Taehyung był podczas słuchania najnowszej piosenki nct, kiedy siedział na murku przed swoją starą szkołą w oczekiwaniu na Jimina, z którym umówiony był na wspólną naukę koreańskiego w pewnej kawiarni. Jego nogi zwisały, nie dosięgając ziemi, przez co Kim poruszał nimi w rytm melodii, podśpiewując cicho głos Jungwoo. Yoongi zauważając starszego szturchnął lekko Jeongguka, jedzącego niedobry jogurt, który jego mama wepchnęła mu rankiem, martwiąc się o synka i o jego wrażliwy żołądek, który dawał się ostatnio we znaki. Jeon uśmiechnął się, kiedy jego hyung wstał z ławki i skierował się pewnym krokiem w jego stronę, po chwili wyrzucając niesmaczne jedzenie i dołączając do niego.
-Cześć Taehyung, czekasz na Jimina?
-H-Hej Yoongi- starszy podniósł wyżej głowę, wyjmując słuchawki ze swoich uszu- Tak, idziemy pouczyć się.
-Myślałem sobie, czy nie chciałbyś przyjść do mnie na imprezę w sobotę. Nie będzie dużo osób, Namjoon załatwi karaoke, sami najbliżsi. Na pewno Jimin się ucieszy, jeśli przyjdziesz. Poza tym nadal z Yeolem i Gukiem wisimy ci przysługę, więc...- podrapał się po karku, podczas gdy Jeongguk popatrzył się na zdziwionego Taehyunga
-O-Oh.
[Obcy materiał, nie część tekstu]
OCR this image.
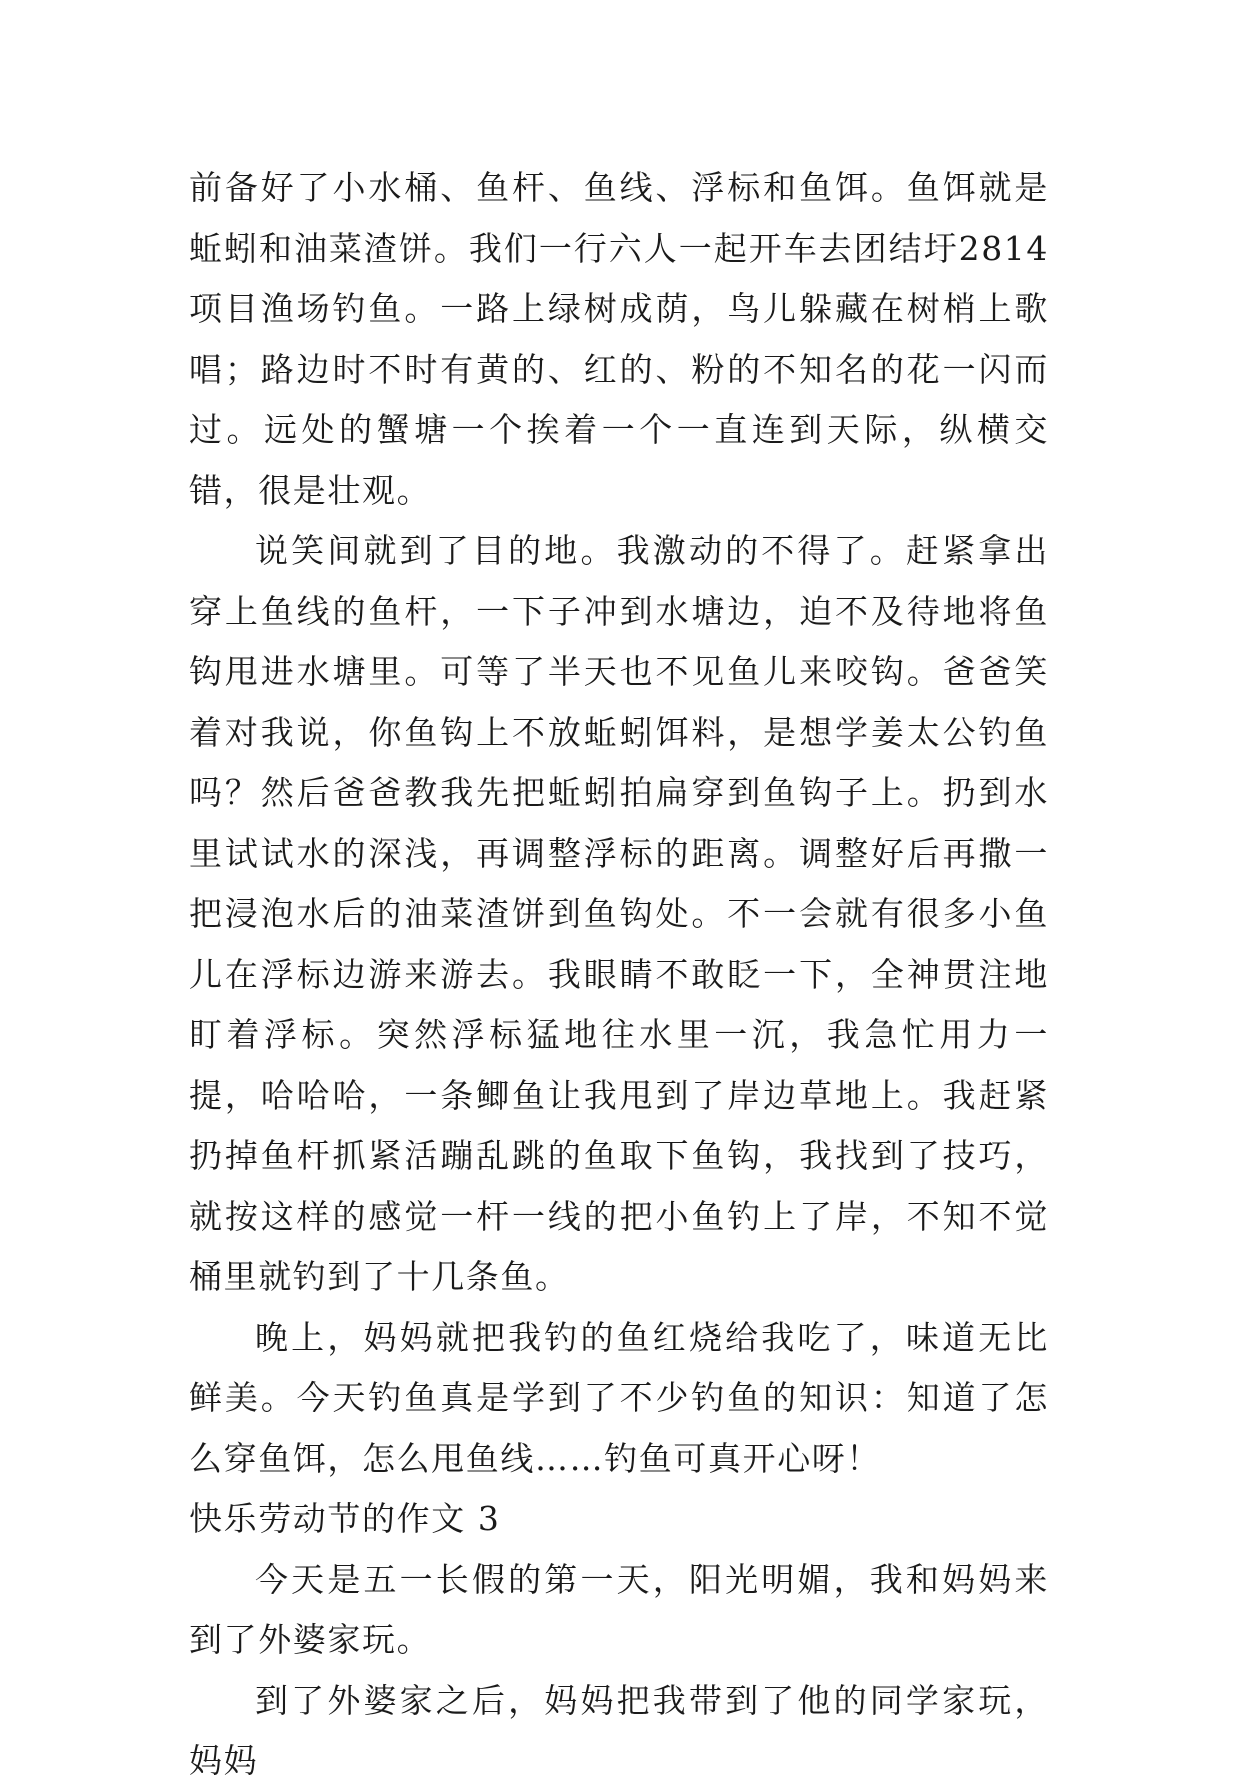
前备好了小水桶、鱼杆、鱼线、浮标和鱼饵。鱼饵就是蚯蚓和油菜渣饼。我们一行六人一起开车去团结圩2814项目渔场钓鱼。一路上绿树成荫，鸟儿躲藏在树梢上歌唱；路边时不时有黄的、红的、粉的不知名的花一闪而过。远处的蟹塘一个挨着一个一直连到天际，纵横交错，很是壮观。

说笑间就到了目的地。我激动的不得了。赶紧拿出穿上鱼线的鱼杆，一下子冲到水塘边，迫不及待地将鱼钩甩进水塘里。可等了半天也不见鱼儿来咬钩。爸爸笑着对我说，你鱼钩上不放蚯蚓饵料，是想学姜太公钓鱼吗？然后爸爸教我先把蚯蚓拍扁穿到鱼钩子上。扔到水里试试水的深浅，再调整浮标的距离。调整好后再撒一把浸泡水后的油菜渣饼到鱼钩处。不一会就有很多小鱼儿在浮标边游来游去。我眼睛不敢眨一下，全神贯注地盯着浮标。突然浮标猛地往水里一沉，我急忙用力一提，哈哈哈，一条鲫鱼让我甩到了岸边草地上。我赶紧扔掉鱼杆抓紧活蹦乱跳的鱼取下鱼钩，我找到了技巧，就按这样的感觉一杆一线的把小鱼钓上了岸，不知不觉桶里就钓到了十几条鱼。

晚上，妈妈就把我钓的鱼红烧给我吃了，味道无比鲜美。今天钓鱼真是学到了不少钓鱼的知识：知道了怎么穿鱼饵，怎么甩鱼线……钓鱼可真开心呀！

快乐劳动节的作文 3

今天是五一长假的第一天，阳光明媚，我和妈妈来到了外婆家玩。

到了外婆家之后，妈妈把我带到了他的同学家玩，妈妈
Dziękuję Yoongi-ah, naprawdę, ale ja... W czasie szkoły nie byłem zbyt często zapraszany na takie imprezy i nie chcę was zanudzać swoim starym i nudnym tyłkiem.
-Twój tyłek nie jest nudny- odchrząknął najmłodszy z całego towarzystwa, a Tae popatrzył na niego, rumieniąc się obwicie- Przyjdź hyung, będzie fajnie.
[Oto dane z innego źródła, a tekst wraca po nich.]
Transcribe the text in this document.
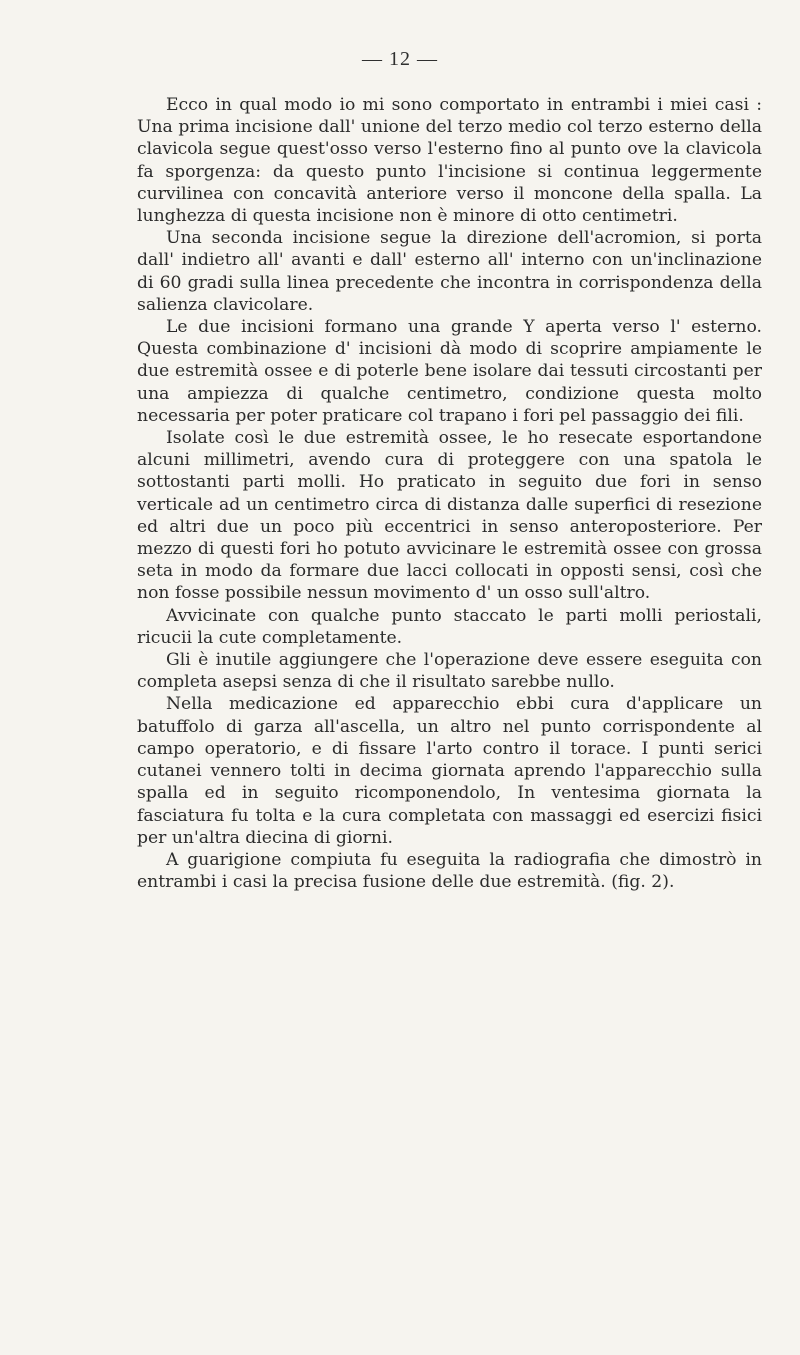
— 12 —

Ecco in qual modo io mi sono comportato in entrambi i miei casi : Una prima incisione dall' unione del terzo medio col terzo esterno della clavicola segue quest'osso verso l'esterno fino al punto ove la clavicola fa sporgenza: da questo punto l'incisione si continua leggermente curvilinea con concavità anteriore verso il moncone della spalla. La lunghezza di questa incisione non è minore di otto centimetri.

Una seconda incisione segue la direzione dell'acromion, si porta dall' indietro all' avanti e dall' esterno all' interno con un'inclinazione di 60 gradi sulla linea precedente che incontra in corrispondenza della salienza clavicolare.

Le due incisioni formano una grande Y aperta verso l' esterno. Questa combinazione d' incisioni dà modo di scoprire ampiamente le due estremità ossee e di poterle bene isolare dai tessuti circostanti per una ampiezza di qualche centimetro, condizione questa molto necessaria per poter praticare col trapano i fori pel passaggio dei fili.

Isolate così le due estremità ossee, le ho resecate esportandone alcuni millimetri, avendo cura di proteggere con una spatola le sottostanti parti molli. Ho praticato in seguito due fori in senso verticale ad un centimetro circa di distanza dalle superfici di resezione ed altri due un poco più eccentrici in senso anteroposteriore. Per mezzo di questi fori ho potuto avvicinare le estremità ossee con grossa seta in modo da formare due lacci collocati in opposti sensi, così che non fosse possibile nessun movimento d' un osso sull'altro.

Avvicinate con qualche punto staccato le parti molli periostali, ricucii la cute completamente.

Gli è inutile aggiungere che l'operazione deve essere eseguita con completa asepsi senza di che il risultato sarebbe nullo.

Nella medicazione ed apparecchio ebbi cura d'applicare un batuffolo di garza all'ascella, un altro nel punto corrispondente al campo operatorio, e di fissare l'arto contro il torace. I punti serici cutanei vennero tolti in decima giornata aprendo l'apparecchio sulla spalla ed in seguito ricomponendolo, In ventesima giornata la fasciatura fu tolta e la cura completata con massaggi ed esercizi fisici per un'altra diecina di giorni.

A guarigione compiuta fu eseguita la radiografia che dimostrò in entrambi i casi la precisa fusione delle due estremità. (fig. 2).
-Okej- wzruszył ramionami, poruszając nogami, które wisiały znad murka- Okej.
(wtedy oboje zaczęli powoli wiedzieć.)
-'ღ'-
-Babciu, w co powinienem się ubrać?- jęknął Taehyung ze swojego pokoju, podczas gdy kobieta oglądała wieczorne wiadomości z kubkiem malinowej herbaty w ręku
-Synku, ubierz się, żeby ci było wygodnie. Pokaż babci co tam masz...
Chłopak wskazał na trzy próbne outfity, które leżały na jego łóżku. Kobieta wskazała na trzeci, składający się z niebieskiej koszuli i czarnych jeansów, a Taehyung uśmiechnął się lekko.
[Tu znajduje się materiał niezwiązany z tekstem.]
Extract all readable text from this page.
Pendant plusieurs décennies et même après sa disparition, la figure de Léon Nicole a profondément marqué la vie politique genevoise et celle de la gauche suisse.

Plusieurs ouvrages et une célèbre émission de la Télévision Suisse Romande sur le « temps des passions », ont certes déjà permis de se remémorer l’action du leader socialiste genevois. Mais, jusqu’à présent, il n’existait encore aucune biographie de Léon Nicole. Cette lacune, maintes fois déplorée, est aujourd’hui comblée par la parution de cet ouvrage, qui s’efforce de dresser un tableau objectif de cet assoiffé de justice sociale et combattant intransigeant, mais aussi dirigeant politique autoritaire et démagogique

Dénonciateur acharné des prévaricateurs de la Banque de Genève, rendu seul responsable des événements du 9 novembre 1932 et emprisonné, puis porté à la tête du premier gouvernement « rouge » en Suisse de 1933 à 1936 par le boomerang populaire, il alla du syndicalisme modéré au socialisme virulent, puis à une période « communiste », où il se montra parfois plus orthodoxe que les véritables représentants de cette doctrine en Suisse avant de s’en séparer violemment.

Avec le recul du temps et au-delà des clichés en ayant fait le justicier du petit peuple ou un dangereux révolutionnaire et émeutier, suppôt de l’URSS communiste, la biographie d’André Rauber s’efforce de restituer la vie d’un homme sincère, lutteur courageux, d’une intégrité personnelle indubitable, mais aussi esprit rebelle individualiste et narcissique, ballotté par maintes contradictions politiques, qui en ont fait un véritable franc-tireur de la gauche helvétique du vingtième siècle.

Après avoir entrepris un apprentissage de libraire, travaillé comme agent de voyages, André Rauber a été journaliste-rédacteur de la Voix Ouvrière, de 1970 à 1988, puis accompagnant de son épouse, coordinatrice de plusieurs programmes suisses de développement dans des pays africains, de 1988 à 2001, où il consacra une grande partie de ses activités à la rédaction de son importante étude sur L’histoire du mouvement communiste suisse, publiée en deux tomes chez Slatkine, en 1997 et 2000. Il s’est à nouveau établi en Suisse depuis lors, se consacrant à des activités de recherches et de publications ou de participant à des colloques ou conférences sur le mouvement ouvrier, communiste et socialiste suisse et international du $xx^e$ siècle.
-Liczyłem, że na niego wskażesz. Dziękuję babciu, kocham cię.
-Tae-ssi, jedziesz autem? Jeśli tak, to proszę, dzieciaku, nie pij, tyle się teraz mówi...
-Nie babciu, jadę z Hoseokiem i Jiminem, czyli tym moim podopiecznym. Nie martw się, jeśli nie wrócę, to znaczy, że postanowiłem zostać na noc u Yoongiego, poza tym, hej... Mam dwadzieścia jeden lat! Nie rób ze mnie dzieciaka!- uśmiechnął się szeroko, podczas gdy kobieta złapała go lekko za policzek
-Dla mnie zawsze będziesz moim dzieciakiem, synku. I jeszcze nie masz dwudziestu jeden skarbie, będziesz tyle miał w grudniu, nie rób z siebie starucha, Hyungie. Daj, wyprasuję ci tę koszulę.
CZYTASZ
you never walk alone. ggutae
Fanfictaehyung, który pozostawiając swoje fantazje erotyczne na kartkach starej książki od filozofii, nie spodziewał się, że odnajdzie je szkolny koszykarz z nazwiskiem „jeon" na koszulce. - top!jeongguk, fluffy angst, mpreg! others; yoonmin, namjin, chan...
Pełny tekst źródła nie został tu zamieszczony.